This calendar of saints is drawn from several denominations, sects, and traditions. Although it will no longer be updated daily, the index on the right will guide visitors to a saint celebrated on any day they choose. Additional saints will be added as they present themselves to Major.

Friday, January 4, 2013

January 4 -- Feast of Saint Oringa Christiana

Hares always get the girls.
From the original martyrs whom the beasts refused to kill all the way out to St. Francis of Assisi preaching to the birds, the tradition of spiritual bond between saints and the rest of Creation is long.  Less than a century after St. Francis, a little girl in Tuscany added her own chapter.

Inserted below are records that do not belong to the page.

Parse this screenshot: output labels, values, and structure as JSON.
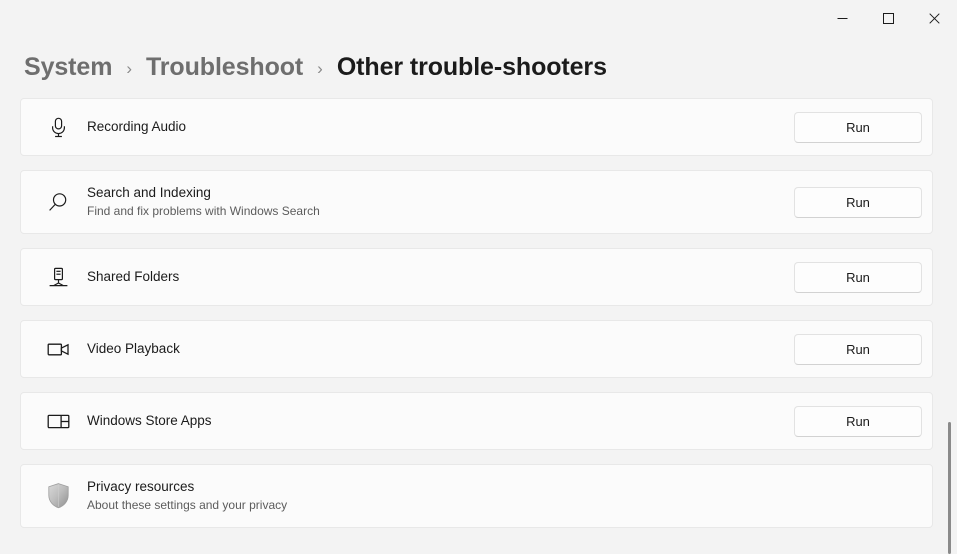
{
  "window": {
    "controls": [
      {
        "name": "minimize",
        "label": "Minimize"
      },
      {
        "name": "maximize",
        "label": "Maximize"
      },
      {
        "name": "close",
        "label": "Close"
      }
    ],
    "titlebar_color": "#f3f3f3"
  },
  "breadcrumb": {
    "separator": "›",
    "items": [
      {
        "label": "System",
        "current": false
      },
      {
        "label": "Troubleshoot",
        "current": false
      },
      {
        "label": "Other trouble-shooters",
        "current": true
      }
    ]
  },
  "troubleshooters": [
    {
      "title": "Recording Audio",
      "subtitle": "",
      "icon": "microphone-icon",
      "action": "Run"
    },
    {
      "title": "Search and Indexing",
      "subtitle": "Find and fix problems with Windows Search",
      "icon": "search-icon",
      "action": "Run"
    },
    {
      "title": "Shared Folders",
      "subtitle": "",
      "icon": "shared-folders-icon",
      "action": "Run"
    },
    {
      "title": "Video Playback",
      "subtitle": "",
      "icon": "video-camera-icon",
      "action": "Run"
    },
    {
      "title": "Windows Store Apps",
      "subtitle": "",
      "icon": "store-apps-icon",
      "action": "Run"
    }
  ],
  "privacy": {
    "title": "Privacy resources",
    "subtitle": "About these settings and your privacy",
    "icon": "shield-icon"
  },
  "colors": {
    "page_background": "#f3f3f3",
    "card_background": "#fbfbfb",
    "card_border": "#e8e8e8",
    "text_primary": "#1b1b1b",
    "text_secondary": "#5c5c5c",
    "crumb_inactive": "#6e6e6e",
    "scrollbar_thumb": "#8a8a8a"
  },
  "scrollbar": {
    "thumb_top_pct": 71,
    "thumb_height_pct": 29
  }
}
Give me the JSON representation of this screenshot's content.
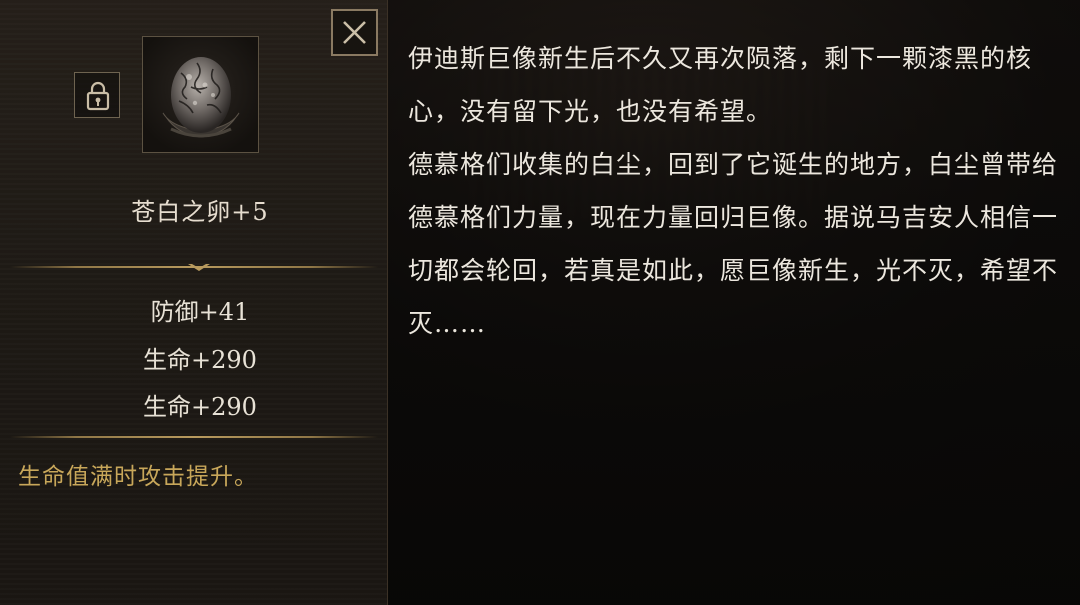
{
  "item": {
    "name": "苍白之卵+5",
    "icon": "pale-egg-icon",
    "stats": [
      "防御+41",
      "生命+290",
      "生命+290"
    ],
    "effect": "生命值满时攻击提升。"
  },
  "controls": {
    "close_icon": "close-icon",
    "lock_icon": "lock-icon"
  },
  "lore": {
    "paragraphs": [
      "伊迪斯巨像新生后不久又再次陨落，剩下一颗漆黑的核心，没有留下光，也没有希望。",
      "德慕格们收集的白尘，回到了它诞生的地方，白尘曾带给德慕格们力量，现在力量回归巨像。据说马吉安人相信一切都会轮回，若真是如此，愿巨像新生，光不灭，希望不灭……"
    ]
  },
  "colors": {
    "accent_gold": "#c8a75a",
    "frame_border": "#8a7a62",
    "text_main": "#e8e2d6"
  }
}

Oringa, called Christiana, was a farm girl whose parents died while she was young.  Her older brother arranged for her to marry a wealthy farmer, but she fled into the woods before the wedding was performed.  She worked for a while as a domestic servant in a pious family, then became a wandering miracle-worker, and finally returned to her hometown, Castello di Santa Croce, to found an Augustinian convent.  Her story ends with her death in 1310, but the best parts are recounted below.

Stay here while I pray, all right?
When she raced into the woods, night was gathering and she was soon lost and frightened.  A hare hopped along and began to distract her with madcap antics.  She began to play with the hare, chasing it for a while, then petting it while they rested, and then playing tag again.  When the morning sun broke, she found that the hare had guided her through the forest to the farm where she could live and work safely, profitably, and piously.

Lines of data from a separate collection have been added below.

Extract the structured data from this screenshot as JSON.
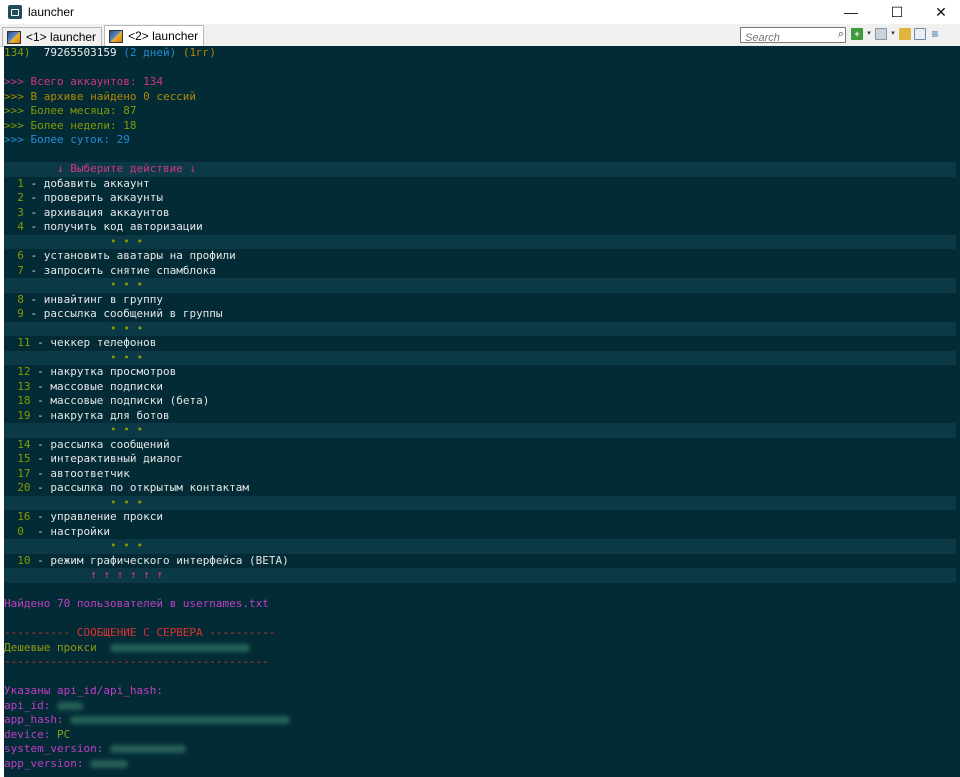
{
  "window": {
    "title": "launcher",
    "minimize_glyph": "—",
    "maximize_glyph": "☐",
    "close_glyph": "✕"
  },
  "tabs": [
    {
      "label": "<1> launcher"
    },
    {
      "label": "<2> launcher"
    }
  ],
  "toolbar": {
    "search_placeholder": "Search",
    "search_glyph": "⌕",
    "add_glyph": "+",
    "dropdown_glyph": "▾",
    "menu_glyph": "≡"
  },
  "console": {
    "top_line": {
      "num": "134)",
      "phone": "79265503159",
      "days": "(2 дней)",
      "extra": "(1гг)"
    },
    "stats": {
      "total": ">>> Всего аккаунтов: 134",
      "archive": ">>> В архиве найдено 0 сессий",
      "month": ">>> Более месяца: 87",
      "week": ">>> Более недели: 18",
      "day": ">>> Более суток: 29"
    },
    "menu_header": "↓ Выберите действие ↓",
    "separator": "• • •",
    "menu_footer": "↑ ↑ ↑ ↑ ↑ ↑",
    "groups": [
      [
        {
          "num": "1",
          "label": "- добавить аккаунт"
        },
        {
          "num": "2",
          "label": "- проверить аккаунты"
        },
        {
          "num": "3",
          "label": "- архивация аккаунтов"
        },
        {
          "num": "4",
          "label": "- получить код авторизации"
        }
      ],
      [
        {
          "num": "6",
          "label": "- установить аватары на профили"
        },
        {
          "num": "7",
          "label": "- запросить снятие спамблока"
        }
      ],
      [
        {
          "num": "8",
          "label": "- инвайтинг в группу"
        },
        {
          "num": "9",
          "label": "- рассылка сообщений в группы"
        }
      ],
      [
        {
          "num": "11",
          "label": "- чеккер телефонов"
        }
      ],
      [
        {
          "num": "12",
          "label": "- накрутка просмотров"
        },
        {
          "num": "13",
          "label": "- массовые подписки"
        },
        {
          "num": "18",
          "label": "- массовые подписки (бета)"
        },
        {
          "num": "19",
          "label": "- накрутка для ботов"
        }
      ],
      [
        {
          "num": "14",
          "label": "- рассылка сообщений"
        },
        {
          "num": "15",
          "label": "- интерактивный диалог"
        },
        {
          "num": "17",
          "label": "- автоответчик"
        },
        {
          "num": "20",
          "label": "- рассылка по открытым контактам"
        }
      ],
      [
        {
          "num": "16",
          "label": "- управление прокси"
        },
        {
          "num": "0",
          "label": "- настройки"
        }
      ],
      [
        {
          "num": "10",
          "label": "- режим графического интерфейса (BETA)"
        }
      ]
    ],
    "found_users": "Найдено 70 пользователей в usernames.txt",
    "server_header": "---------- СООБЩЕНИЕ С СЕРВЕРА ----------",
    "server_message": "Дешевые прокси",
    "server_rule": "----------------------------------------",
    "api_header": "Указаны api_id/api_hash:",
    "api_fields": [
      {
        "key": "api_id:"
      },
      {
        "key": "app_hash:"
      },
      {
        "key": "device:",
        "value": "PC"
      },
      {
        "key": "system_version:"
      },
      {
        "key": "app_version:"
      }
    ]
  }
}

When she was tending the cows but needed to pray, she would ask them politely to stay close by.  Apparently they did. 

$2.29 can feed a whole village.
There's a story about her crossing the River Arno without getting wet, but I don't have more of the details.  She might have stood on a leaf that grew to the size of a small boat, or she might just have trod across it without breaking the surface.

During a famine, she sustained the population of Santa Croce with fava beans from her field.  They were apparently the only thing growing.  During her festival each year, little loaves of bread are distributed freely.

She made a pilgrimage to Mount Gargano once. That's a mountain where Michael the Archangel made an appearance to a farmer.  Being a lone girl climbing a narrow path in the wilderness, she was an easy target for criminals.  I'm not sure what their intent might have been, but the good angel showed up again, armor shining and sword flaming.  That sent the baddies packing -- you bet.